The following additional packages will be installed:
  python3-click python3-colorama python3-flask python3-impacket python3-itsdangerous python3-jinja2 python3-ldap3 python3-openssl python3-pyasn1 python3-pycryptodome python3-pyinotify
  python3-werkzeug
Suggested packages:
  python-flask-doc python-jinja2-doc python-openssl-doc python3-openssl-dbg python-pyinotify-doc ipython3 python-werkzeug-doc python3-lxml python3-termcolor python3-watchdog
The following NEW packages will be installed:
====================================================================================================SNIP==============================================================================================================================
/usr/lib/python3/dist-packages/impacket/tds.py:778: SyntaxWarning: "is" with a literal. Did you mean "=="?
  if lmhash is '' and nthash is '' and (aesKey is '' or aesKey is None) and TGT is None and TGS is None:
/usr/lib/python3/dist-packages/impacket/tds.py:813: SyntaxWarning: "is" with a literal. Did you mean "=="?
  if lmhash is '' and nthash is '' and (aesKey is '' or aesKey is None) and TGT is None and TGS is None:
/usr/lib/python3/dist-packages/impacket/tds.py:813: SyntaxWarning: "is" with a literal. Did you mean "=="?
  if lmhash is '' and nthash is '' and (aesKey is '' or aesKey is None) and TGT is None and TGS is None:
/usr/lib/python3/dist-packages/impacket/tds.py:813: SyntaxWarning: "is" with a literal.

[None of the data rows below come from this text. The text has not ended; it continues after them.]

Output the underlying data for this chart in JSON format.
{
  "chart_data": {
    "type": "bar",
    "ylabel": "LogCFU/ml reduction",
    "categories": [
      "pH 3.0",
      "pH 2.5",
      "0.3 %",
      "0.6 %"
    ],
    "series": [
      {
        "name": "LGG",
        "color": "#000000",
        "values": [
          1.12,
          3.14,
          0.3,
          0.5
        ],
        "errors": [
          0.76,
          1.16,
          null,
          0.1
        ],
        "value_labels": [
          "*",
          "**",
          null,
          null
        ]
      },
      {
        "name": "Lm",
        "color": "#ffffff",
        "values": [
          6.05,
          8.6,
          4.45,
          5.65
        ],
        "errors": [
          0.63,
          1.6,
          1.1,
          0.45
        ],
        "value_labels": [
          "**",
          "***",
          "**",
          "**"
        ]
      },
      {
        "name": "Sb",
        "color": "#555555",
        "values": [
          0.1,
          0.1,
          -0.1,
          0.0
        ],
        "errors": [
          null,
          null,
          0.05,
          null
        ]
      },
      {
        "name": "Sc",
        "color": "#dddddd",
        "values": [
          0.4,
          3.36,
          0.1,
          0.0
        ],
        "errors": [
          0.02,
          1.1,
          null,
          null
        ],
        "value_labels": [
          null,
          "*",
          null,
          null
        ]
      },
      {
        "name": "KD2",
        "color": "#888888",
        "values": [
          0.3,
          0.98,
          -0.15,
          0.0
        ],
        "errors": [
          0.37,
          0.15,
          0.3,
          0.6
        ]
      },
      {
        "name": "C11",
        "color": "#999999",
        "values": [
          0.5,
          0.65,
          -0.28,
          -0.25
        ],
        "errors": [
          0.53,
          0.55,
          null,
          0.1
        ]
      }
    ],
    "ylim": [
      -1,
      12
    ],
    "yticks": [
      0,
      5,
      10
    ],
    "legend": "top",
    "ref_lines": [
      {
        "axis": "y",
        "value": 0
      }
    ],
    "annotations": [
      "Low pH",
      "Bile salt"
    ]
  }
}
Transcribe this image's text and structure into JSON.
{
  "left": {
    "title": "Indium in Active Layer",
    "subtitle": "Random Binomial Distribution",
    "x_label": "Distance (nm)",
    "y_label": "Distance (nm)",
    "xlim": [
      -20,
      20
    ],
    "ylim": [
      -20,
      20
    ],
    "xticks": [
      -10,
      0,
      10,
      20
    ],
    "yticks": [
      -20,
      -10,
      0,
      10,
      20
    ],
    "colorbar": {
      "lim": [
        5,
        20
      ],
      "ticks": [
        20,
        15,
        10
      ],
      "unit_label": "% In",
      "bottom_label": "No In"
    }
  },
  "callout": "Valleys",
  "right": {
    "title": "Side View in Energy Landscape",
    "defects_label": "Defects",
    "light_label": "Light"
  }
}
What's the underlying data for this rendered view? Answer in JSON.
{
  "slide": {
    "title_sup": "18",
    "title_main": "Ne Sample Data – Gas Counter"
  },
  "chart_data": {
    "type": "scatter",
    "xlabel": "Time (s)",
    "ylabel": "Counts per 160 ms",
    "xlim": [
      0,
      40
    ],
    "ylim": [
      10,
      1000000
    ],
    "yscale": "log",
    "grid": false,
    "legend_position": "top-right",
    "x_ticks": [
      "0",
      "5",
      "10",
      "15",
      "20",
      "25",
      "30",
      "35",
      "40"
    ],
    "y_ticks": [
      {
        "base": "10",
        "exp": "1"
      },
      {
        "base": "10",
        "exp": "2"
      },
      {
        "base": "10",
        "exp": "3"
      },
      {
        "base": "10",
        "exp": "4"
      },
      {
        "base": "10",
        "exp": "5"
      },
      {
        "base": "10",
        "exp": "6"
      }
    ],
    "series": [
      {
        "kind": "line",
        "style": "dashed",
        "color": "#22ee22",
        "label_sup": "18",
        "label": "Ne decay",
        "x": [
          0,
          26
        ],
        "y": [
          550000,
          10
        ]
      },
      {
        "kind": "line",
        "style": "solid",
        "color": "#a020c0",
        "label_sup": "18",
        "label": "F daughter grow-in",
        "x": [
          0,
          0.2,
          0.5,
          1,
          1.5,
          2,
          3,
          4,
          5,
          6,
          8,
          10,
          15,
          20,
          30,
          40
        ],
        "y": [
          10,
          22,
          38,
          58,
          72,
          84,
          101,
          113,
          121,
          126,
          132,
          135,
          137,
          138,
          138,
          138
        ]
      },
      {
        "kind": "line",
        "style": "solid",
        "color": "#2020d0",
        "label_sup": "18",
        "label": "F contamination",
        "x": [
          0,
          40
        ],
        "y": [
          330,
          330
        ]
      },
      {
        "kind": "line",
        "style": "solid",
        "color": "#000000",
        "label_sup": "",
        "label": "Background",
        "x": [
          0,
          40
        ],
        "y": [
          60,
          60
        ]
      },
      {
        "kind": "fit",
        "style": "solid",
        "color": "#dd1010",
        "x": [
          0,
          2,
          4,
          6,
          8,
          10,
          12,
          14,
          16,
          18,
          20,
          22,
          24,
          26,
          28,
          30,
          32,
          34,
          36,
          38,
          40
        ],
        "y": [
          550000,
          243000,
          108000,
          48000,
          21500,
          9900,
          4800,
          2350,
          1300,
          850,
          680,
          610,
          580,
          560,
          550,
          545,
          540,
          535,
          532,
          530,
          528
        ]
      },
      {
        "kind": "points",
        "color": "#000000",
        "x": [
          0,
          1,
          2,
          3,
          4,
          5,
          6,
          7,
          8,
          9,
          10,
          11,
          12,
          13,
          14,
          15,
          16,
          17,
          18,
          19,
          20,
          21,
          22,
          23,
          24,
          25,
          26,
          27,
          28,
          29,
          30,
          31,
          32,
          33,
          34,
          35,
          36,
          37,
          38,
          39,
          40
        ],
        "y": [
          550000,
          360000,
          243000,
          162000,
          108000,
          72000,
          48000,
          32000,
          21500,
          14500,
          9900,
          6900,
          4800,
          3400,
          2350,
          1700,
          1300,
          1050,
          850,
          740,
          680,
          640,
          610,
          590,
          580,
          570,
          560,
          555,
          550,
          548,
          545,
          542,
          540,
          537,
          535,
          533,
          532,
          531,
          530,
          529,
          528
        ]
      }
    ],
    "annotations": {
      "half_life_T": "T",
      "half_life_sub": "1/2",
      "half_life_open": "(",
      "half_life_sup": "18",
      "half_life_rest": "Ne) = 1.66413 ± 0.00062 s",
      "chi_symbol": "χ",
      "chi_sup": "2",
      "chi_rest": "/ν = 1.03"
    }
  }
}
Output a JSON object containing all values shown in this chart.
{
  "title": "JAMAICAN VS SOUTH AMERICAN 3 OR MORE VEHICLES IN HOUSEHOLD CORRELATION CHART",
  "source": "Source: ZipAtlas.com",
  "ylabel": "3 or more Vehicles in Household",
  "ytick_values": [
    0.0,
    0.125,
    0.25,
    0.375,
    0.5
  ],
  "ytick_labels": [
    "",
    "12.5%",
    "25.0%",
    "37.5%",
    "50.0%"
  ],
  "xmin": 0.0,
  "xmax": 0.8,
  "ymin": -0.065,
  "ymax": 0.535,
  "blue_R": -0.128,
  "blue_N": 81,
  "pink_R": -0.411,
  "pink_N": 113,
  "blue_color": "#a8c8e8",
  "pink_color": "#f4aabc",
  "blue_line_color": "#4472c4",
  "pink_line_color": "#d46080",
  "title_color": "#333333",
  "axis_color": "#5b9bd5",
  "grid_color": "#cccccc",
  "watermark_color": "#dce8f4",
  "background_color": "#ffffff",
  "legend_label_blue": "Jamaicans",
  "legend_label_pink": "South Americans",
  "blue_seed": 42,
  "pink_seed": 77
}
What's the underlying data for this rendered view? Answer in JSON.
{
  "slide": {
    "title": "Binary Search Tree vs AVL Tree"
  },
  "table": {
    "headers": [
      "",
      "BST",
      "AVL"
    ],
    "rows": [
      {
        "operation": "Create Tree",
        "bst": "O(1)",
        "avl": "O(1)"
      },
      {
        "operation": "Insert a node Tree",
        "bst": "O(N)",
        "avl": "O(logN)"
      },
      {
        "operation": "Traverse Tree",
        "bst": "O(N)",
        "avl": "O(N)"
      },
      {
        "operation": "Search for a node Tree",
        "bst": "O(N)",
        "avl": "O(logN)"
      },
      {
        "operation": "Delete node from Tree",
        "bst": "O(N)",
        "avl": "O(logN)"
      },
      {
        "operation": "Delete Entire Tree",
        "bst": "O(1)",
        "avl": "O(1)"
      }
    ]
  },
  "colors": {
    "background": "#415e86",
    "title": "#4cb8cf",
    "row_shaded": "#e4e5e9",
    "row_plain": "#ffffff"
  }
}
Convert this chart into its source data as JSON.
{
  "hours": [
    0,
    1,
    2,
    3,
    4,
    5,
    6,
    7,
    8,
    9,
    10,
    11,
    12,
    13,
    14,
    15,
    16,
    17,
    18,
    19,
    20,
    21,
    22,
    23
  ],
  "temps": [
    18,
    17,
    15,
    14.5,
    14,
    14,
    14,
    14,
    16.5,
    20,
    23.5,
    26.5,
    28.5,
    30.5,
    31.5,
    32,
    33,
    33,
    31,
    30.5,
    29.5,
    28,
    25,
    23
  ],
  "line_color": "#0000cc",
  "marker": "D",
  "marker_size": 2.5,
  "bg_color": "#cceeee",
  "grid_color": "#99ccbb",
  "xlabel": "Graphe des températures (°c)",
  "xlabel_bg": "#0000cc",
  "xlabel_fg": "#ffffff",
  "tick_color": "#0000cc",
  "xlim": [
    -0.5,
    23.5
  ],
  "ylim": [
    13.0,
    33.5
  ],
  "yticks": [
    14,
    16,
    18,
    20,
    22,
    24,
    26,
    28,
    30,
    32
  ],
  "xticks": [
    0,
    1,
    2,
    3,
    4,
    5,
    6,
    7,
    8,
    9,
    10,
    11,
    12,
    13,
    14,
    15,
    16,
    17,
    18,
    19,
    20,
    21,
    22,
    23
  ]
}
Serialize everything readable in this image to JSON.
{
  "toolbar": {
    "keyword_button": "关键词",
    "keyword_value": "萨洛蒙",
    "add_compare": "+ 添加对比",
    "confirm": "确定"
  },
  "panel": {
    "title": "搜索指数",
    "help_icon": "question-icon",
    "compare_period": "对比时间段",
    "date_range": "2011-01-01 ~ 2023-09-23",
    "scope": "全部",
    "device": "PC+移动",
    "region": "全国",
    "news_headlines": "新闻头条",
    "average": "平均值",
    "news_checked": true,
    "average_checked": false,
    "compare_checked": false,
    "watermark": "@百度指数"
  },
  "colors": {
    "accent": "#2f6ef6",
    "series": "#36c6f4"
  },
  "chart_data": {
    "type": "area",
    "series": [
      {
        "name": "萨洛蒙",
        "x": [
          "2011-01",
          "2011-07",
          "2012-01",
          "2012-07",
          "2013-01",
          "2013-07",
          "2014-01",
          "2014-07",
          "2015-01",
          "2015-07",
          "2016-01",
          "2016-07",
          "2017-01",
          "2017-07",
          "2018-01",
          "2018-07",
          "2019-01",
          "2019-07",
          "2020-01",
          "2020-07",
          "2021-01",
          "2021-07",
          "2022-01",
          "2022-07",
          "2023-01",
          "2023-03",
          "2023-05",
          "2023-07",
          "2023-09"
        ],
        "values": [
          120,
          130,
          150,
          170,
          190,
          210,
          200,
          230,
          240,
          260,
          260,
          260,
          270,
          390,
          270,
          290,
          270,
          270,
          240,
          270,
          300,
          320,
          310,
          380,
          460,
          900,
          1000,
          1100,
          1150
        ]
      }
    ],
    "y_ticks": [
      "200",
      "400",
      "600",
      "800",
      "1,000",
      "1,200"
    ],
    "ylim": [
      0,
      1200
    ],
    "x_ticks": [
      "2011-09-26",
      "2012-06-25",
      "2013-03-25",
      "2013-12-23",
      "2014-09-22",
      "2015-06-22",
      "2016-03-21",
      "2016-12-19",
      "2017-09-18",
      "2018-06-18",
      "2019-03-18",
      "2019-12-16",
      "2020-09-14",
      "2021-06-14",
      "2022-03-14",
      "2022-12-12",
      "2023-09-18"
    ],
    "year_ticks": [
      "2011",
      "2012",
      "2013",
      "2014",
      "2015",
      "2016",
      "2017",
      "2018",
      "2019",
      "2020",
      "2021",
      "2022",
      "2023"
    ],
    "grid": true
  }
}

Did you mean "=="?
  if lmhash is '' and nthash is '' and (aesKey is '' or aesKey is None) and TGT is None and TGS is None:
  • Next, use this command to start sensor python3 sensor.py
root@iicybersecurity-VirtualBox:/home/iicybersecurity/maltrail# python3 sensor.py
Maltrail (sensor) #v0.24.22
 
[i] using configuration file '/home/iicybersecurity/maltrail/maltrail.conf'
[i] using '/var/log/maltrail' for log storage
[?] at least 384MB of free memory required
[i] using '/root/.maltrail/trails.csv' for trail storage
[i] updating trails (this might take a while)...
 [o] 'https://data.netlab.360.com/feeds/dga/bigviktor.txt'
 [o] 'https://data.netlab.360.com/feeds/dga/chinad.txt'
 [o] 'https://data.netlab.360.com/feeds/dga/conficker.txt'
 [o] 'https://data.netlab.360.com/feeds/dga/cryptolocker.txt'
 [o] 'https://data.netlab.360.com/feeds/dga/gameover.txt'
 [o] 'https://data.netlab.360.com/feeds/dga/locky.txt'
==================================================================================================SNIP================================================================================================================================
[i] opening interface 'any'
[i] setting capture filter 'udp or icmp or (tcp and (tcp[tcpflags] == tcp-syn or port 80 or port 1080 or port 3128 or port 8000 or port 8080 or port 8118))'
[o] running...
sensor.py:1093: DeprecationWarning: PY_SSIZE_T_CLEAN will be required for '#' formats
  _cap.loop(-1, _loop_handler)
  • Now, use this command to start maltrail server python3 server.py.
root@iicybersecurity-VirtualBox:/home/iicybersecurity/maltrail# python3 server.py
Maltrail (server) #v0.24.22
 
[i] using configuration file '/home/iicybersecurity/maltrail/maltrail.conf'
[i] starting HTTP server at http://0.0.0.0:8338/
[o] running...
  • Open this link in the browser http://192.168.0.24:8338
Matrail tool login page
Maltrail tool login page
  • Successfully we got the login page.
  • For logging into this web interface, default credentials are:
    • Username: admin
    • Password: changeme!
  • After logging in, we started attacking the server by using the Nmap tool on another machine by using this command nmap -n –script-vuln 192.168.0.24
  •  Nmap will start’s scanning the target IP. Maltrail tool sensor will detect the attack on the server and show it in the tool’s web interface page.
Matrail tool sensor will detect the attack on the server
Maltrail tool sensor will detect the attack on the server
  • Here, it shows the attack details number of threads, Events, security, sources, and trails details in the interface page.
  • This also generates the log files in /var/log/maltrail at this location.
root@iicybersecurity-VirtualBox:/var/log/maltrail# ls
2020-09-14.log  error.log

Conclusion

We saw on how easily Maltrail tool detected the malicious traffic on server, using this tool we can secure our network from the attackers.